Thankfully we have the sandboxx app so we can type a letter, upload a photo and have it printed and shipped to him overnight. It’s not as cheap as a regular stamp via USPS, but if we mailed him letters from here, he’d be done with his 5 year contract before they arrived.

And if you want a laugh, zoom in on that recruit’s eyeball and ear and tell me that doesn’t look like Carter. Yes, I’ve been zooming in on all the photos, looking for my baby, and this eyeball looks just like him. LOL

4 thoughts on “Missing normal”

  1. I’d love to jump ahead with you. I can’t imagine what history books will say about this era.

    Focusing on freedom in Christ is the best idea I’ve heard since this started.

    You write beautifully Robin and I love your take on things.
    What a sweet letter from Camille. She can write.
    Love you.

  2. Quarantine fatigue is a real thing! I have it in spades. I’ve been trying to be positive but it is a stretch. Now I am not currently stuck in my house but although the borders of quarantine are bigger it still eliminates most contact with friends and for sure will mean no traveling for the holidays.

    My 39 year old niece got covid and is now considered a “long-hauler”. Six months in she still has symptoms. Some days she feels like she’s turned a corner. Other days not so much. So covid seems very real to me.

    I can only imagine the distance from your kids would be terribly hard. I am thankful my parents are not alive during this, as being separated from them would be very painful.

    I kept telling myself this was only a season but even winter ends after six months. Started online therapy and that has been very helpful. Living alone during covid is the pits.

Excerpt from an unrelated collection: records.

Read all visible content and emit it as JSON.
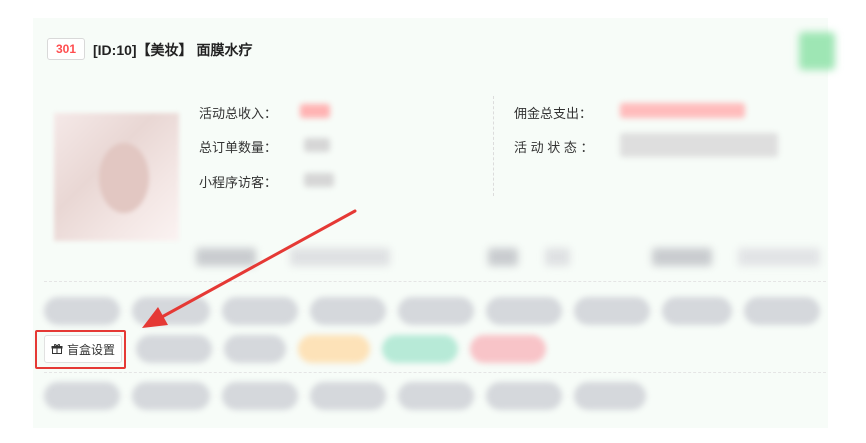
{
  "header": {
    "badge": "301",
    "title": "[ID:10]【美妆】 面膜水疗"
  },
  "stats": {
    "total_income_label": "活动总收入：",
    "total_orders_label": "总订单数量：",
    "visitors_label": "小程序访客：",
    "commission_label": "佣金总支出：",
    "status_label": "活 动 状 态 ："
  },
  "actions": {
    "blind_box_label": "盲盒设置",
    "blind_box_icon": "gift-box-icon"
  },
  "colors": {
    "highlight_red": "#e53935",
    "badge_red": "#ff4d4f",
    "card_bg": "#f7fcf8"
  }
}
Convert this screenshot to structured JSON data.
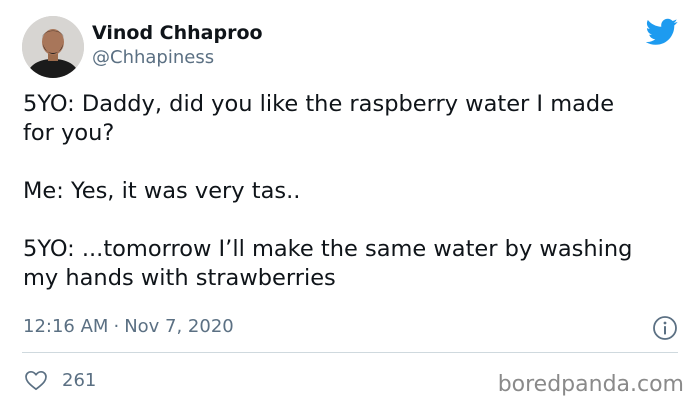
{
  "author": {
    "name": "Vinod Chhaproo",
    "handle": "@Chhapiness",
    "avatar_icon": "user-avatar-photo"
  },
  "platform_icon": "twitter-bird-icon",
  "brand_color": "#1d9bf0",
  "tweet": {
    "paragraphs": [
      "5YO: Daddy, did you like the raspberry water I made\nfor you?",
      "Me: Yes, it was very tas..",
      "5YO: ...tomorrow I’ll make the same water by washing\nmy hands with strawberries"
    ],
    "time": "12:16 AM",
    "separator": "·",
    "date": "Nov 7, 2020"
  },
  "metrics": {
    "like_icon": "heart-icon",
    "likes": "261",
    "info_icon": "info-icon"
  },
  "watermark": "boredpanda.com"
}
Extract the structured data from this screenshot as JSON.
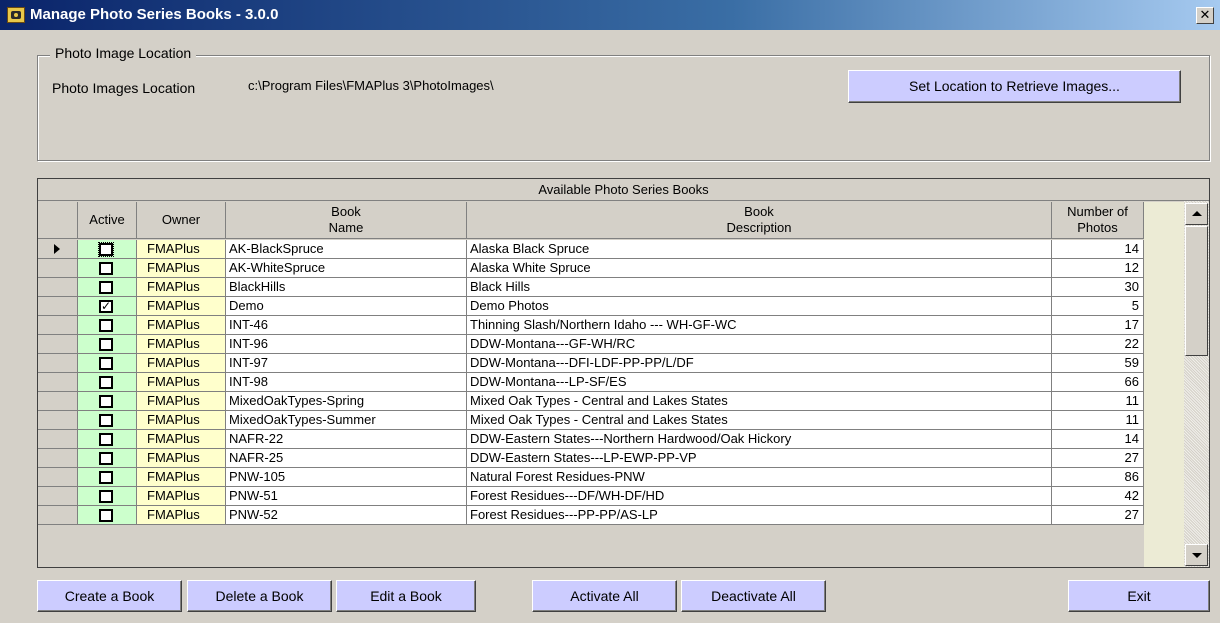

    Wishing you brighter, more hopeful days ahead…actually wishing that for all of us.
    Jan

    1. That sounds terrible and I wouldn’t want that for anyone. At the same time, there’s plenty of terrible “side effects” from quarantine that are just as bad, if not worse for others and I don’t think it’s right to prioritize covid pain over other pain. I think it’s difficult to find the balance . . . but I know we are out of balance here.

  3. Wow…i “zoomed” in…and AGREE!…
    It is Carter’s EYE!

    Then I slid the pic to the right and am certain that is the top of Carter’s EAR!

    Love keeping up with your life and so missed having you come home and live with us this past summer.